Le 4 mai 2017, la Cour de cassation rejetait le pourvoi d’une personne dite « intersexe », nommée Gaétan, qui demandait l’inscription de « sexe neutre » à l’état civil. Au regard du droit au respect de la vie privée, la Cour précisait que, dans les actes d’état civil, il n’existait que deux mentions relatives au sexe (masculin/féminin) et que cette binarité poursuivait un but légitime, qu’elle était nécessaire à l’organisation sociale et juridique, dont elle constituait un élément fondateur.

Cette victoire, qui était celle du bon sens, ne devait pas pourtant masquer les enjeux idéologiques puissants qui se cachent derrière ce type d’affaire. Car le cas de Gaétan, rarissime, a été récupéré et instrumentalisé à des fins politiques par des lobbies qui militent pour la déconstruction de la binarité des sexes.

En effet, ces groupes de pression ne masquent plus leur combat : ils le font en particulier à visage découvert dans les facultés françaises et ils nourrissent les lobbies dans différentes institutions politiques, et les pays européens.

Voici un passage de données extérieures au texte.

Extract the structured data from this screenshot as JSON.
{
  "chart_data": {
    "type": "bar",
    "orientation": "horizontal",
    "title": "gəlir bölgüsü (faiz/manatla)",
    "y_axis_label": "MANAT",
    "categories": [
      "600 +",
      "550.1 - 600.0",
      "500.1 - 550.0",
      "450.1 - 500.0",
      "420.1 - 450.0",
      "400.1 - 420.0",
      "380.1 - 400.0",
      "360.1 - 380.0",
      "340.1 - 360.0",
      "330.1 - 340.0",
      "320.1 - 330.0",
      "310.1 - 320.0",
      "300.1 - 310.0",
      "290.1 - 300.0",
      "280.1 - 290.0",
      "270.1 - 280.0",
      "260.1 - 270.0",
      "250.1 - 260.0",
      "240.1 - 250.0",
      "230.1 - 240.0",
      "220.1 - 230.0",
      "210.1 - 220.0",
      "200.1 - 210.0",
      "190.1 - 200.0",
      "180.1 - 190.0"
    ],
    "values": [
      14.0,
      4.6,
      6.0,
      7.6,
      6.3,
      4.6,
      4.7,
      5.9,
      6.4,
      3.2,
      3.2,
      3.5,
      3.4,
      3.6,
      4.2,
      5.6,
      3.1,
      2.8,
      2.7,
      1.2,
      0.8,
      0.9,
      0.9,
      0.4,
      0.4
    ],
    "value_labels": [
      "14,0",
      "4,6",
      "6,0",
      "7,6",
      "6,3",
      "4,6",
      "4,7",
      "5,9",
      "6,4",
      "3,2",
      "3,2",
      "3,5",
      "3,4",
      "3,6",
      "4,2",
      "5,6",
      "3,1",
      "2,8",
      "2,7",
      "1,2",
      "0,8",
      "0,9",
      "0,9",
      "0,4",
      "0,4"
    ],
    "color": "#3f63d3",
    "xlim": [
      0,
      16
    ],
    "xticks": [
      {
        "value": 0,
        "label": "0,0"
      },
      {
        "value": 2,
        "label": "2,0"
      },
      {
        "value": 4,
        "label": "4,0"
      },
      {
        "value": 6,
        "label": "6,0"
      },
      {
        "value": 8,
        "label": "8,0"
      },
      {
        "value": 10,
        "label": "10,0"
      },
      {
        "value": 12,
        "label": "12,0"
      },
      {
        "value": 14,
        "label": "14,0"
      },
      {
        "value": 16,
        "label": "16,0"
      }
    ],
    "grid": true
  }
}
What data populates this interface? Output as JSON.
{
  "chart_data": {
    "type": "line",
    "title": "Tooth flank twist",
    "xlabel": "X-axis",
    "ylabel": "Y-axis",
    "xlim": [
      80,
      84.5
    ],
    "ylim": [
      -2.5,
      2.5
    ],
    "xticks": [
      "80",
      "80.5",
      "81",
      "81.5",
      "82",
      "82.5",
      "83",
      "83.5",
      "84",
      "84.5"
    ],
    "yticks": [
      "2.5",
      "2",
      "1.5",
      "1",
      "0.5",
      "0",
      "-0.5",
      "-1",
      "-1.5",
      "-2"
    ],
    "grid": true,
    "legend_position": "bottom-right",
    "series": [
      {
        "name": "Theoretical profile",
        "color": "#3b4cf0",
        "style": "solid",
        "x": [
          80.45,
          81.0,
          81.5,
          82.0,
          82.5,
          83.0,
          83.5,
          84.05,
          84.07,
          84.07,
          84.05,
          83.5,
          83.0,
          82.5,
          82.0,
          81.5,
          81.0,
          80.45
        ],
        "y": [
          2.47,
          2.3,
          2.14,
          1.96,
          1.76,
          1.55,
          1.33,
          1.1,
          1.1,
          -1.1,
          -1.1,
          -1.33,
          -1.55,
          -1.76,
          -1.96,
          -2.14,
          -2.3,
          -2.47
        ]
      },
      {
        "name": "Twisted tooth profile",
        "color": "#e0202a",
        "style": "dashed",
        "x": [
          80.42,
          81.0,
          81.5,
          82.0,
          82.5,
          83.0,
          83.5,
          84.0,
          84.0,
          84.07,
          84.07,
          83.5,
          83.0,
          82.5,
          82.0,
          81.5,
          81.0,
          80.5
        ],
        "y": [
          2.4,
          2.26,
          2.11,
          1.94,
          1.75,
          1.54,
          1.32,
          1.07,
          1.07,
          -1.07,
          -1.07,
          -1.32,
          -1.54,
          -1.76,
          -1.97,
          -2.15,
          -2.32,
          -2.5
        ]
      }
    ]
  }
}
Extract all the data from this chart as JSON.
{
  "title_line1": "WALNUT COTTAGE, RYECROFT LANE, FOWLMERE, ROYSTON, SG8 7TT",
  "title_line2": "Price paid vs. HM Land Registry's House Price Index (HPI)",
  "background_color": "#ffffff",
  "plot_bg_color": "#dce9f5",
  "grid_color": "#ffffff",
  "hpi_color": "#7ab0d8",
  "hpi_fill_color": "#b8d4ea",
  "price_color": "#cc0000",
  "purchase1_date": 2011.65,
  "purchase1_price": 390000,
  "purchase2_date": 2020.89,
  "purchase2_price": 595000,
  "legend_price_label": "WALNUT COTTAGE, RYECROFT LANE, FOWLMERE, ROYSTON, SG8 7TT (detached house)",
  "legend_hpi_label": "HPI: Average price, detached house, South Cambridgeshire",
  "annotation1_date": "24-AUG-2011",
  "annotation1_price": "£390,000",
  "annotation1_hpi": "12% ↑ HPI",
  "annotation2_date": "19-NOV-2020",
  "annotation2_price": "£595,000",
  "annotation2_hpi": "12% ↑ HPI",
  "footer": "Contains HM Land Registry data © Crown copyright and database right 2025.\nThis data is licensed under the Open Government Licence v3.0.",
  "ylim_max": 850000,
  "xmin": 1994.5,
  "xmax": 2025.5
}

Il y a six jours, le 10 novembre 2020, la Belgique a annoncé qu’elle envisageait de mentionner un « troisième sexe » sur les actes de naissance : un sexe « neutre », pour les personnes présentant une « identité de non binaire ». La Cour constitutionnelle belge préconise même de supprimer toute mention de sexe à l’état civil. On n’est pas étonné que ce sujet vienne sur le tapis, le vice-Premier ministre Petra De Sutter étant lui-même concerné par cette indéfinition de genre, et il semble vouloir ériger en norme son propre cas en interdisant à tous, sous prétexte de situations de conflits de genre ultra-minoritaires, la mention de leur sexe.

Au cœur de ce combat se trouve l’idéologie du genre.

Cette idéologie postule que la différence des sexes n’existe pas. Pire : elle conteste même la réalité « sexué » comme marqueur d’une quelconque identité ou appartenance à la féminité ou à la masculinité.

En France, cette idéologie se porte bien. Les enseignants chercheurs sont en train d’accomplir une sorte de révolution silencieuse qui postule la non-existence de la différence des sexes et dénonce le caractère arbitraire de « l’assignation d’un sexe » à la naissance.

Ainsi, il n’y aurait pas de « sexe vrai », la complémentarité des sexes n’existerait pas, la différence sexuée serait une invention sociale destinée à alimenter un « pouvoir » de l’homme sur la femme, à aliéner les femmes.

Une enseignante en droit, elle-même identifiée sous un prénom masculinisé, postulait, à l’université de Nice, que les situations « d’intersexe » étant élevées à une fréquence d’au moins 2 % dans la population (sans que l’on sache d’où vient ce chiffre), il faudrait réfléchir à une refonte totale du droit : c’est-à-dire, en clair, supprimer dans tous les états civils la désignation homme ou femme, celle-ci étant considérée comme « discriminante » pour les « intersexes ». Au nom de 0,003 % de situations d’indifférenciation sexuelle à la naissance, il faudrait supprimer la distinction h/f à l’état civil pour la majorité des personnes.

La Belgique est en train de le faire, la France y arrivera aussi.

Ils ont transféré la lutte des classes à la lutte des sexe en prenant comme base la même idéologie : la différence des sexes, dernier refuge de l’idéologie bourgeoise, du patriarcat oppressif, devient le dernier bastion à détruire pour enfin construire la vraie égalité.

Il faut prendre, aujourd’hui, conscience de l’extension de cette idéologie dans les facultés françaises, de sa dimension d’idéologie politique, et dénoncer ce qui est en fait une très grave manipulation des consciences.